The (Mostly) Newbie’s Guide to Automatically Swapping Faces in Video

Last weekend I was inspired by a great blog post from Matthew Earl, where he showed how to do face swapping in Python. It immediately got me intrigued, and I ended up quickly using it to make this video:

Adopting his code to make it automatically output video was a trivial change, and hardly worthy of a blog post, but I think it’s worthwhile to take a step back, and go through the thought process for someone who’d like to do the same thing, but might not know where to start with something like this.

So here it is, the mostly newbie guide to automatically swapping faces in video.

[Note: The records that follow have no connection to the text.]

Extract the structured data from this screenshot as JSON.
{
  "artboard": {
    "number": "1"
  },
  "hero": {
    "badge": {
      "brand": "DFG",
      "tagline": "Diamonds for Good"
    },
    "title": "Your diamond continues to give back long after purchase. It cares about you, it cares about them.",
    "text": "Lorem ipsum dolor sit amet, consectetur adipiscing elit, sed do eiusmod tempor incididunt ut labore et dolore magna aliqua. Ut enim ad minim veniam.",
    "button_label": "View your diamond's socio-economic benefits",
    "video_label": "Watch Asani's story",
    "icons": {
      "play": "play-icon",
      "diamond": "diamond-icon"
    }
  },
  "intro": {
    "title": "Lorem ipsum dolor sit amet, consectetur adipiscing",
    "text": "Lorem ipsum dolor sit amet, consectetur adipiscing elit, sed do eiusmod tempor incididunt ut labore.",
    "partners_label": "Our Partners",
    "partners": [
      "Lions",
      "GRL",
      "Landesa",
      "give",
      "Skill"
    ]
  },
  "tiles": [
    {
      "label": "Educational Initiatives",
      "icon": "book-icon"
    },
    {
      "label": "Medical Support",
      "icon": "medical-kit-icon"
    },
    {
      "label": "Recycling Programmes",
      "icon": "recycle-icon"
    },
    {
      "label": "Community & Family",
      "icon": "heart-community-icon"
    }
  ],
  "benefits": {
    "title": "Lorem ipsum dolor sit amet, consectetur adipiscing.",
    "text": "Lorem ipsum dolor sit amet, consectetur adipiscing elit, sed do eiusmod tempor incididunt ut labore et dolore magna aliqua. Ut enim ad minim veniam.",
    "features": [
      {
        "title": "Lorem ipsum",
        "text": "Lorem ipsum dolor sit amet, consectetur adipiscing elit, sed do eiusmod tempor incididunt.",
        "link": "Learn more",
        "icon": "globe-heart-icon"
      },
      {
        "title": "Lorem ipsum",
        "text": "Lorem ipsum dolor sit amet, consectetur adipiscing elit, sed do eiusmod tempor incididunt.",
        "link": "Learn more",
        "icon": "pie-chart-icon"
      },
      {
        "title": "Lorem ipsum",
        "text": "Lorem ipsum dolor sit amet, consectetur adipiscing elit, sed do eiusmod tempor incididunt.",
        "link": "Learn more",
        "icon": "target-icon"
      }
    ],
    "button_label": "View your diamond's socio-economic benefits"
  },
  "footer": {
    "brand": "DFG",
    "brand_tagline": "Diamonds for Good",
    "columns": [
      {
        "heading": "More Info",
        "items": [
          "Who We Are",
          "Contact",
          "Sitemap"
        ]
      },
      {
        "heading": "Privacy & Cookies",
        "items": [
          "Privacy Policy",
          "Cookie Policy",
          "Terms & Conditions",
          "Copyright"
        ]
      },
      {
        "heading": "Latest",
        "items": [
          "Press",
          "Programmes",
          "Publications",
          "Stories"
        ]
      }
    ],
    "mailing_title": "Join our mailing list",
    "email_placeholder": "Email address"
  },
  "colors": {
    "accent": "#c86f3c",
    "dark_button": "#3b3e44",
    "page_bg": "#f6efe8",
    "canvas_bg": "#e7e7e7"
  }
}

If you look and read Matthew’s blog post, you’ll see his code takes in two images, a source face, and a secondary face to be merged with. It outputs a third image, called output.jpg, that contains the magically shifted and merged image.

Now, where do we begin?

A lot of people ask me about adopting code, or what processes look like, so I figured I’d walk through the mostly hidden creative process of adapting someone else’s code. In this case, the very first problem is getting the libraries installed, before you can get the code to run.

I work mostly in Mac OS X, so all instructions that follow will assume that you’re running the same.

Getting dlib and its Python Bindings Installed

First things first, we need to download and build the library that Matthew’s code runs on. In this case, it’s dlib, and I’m going to assume you already have python installed.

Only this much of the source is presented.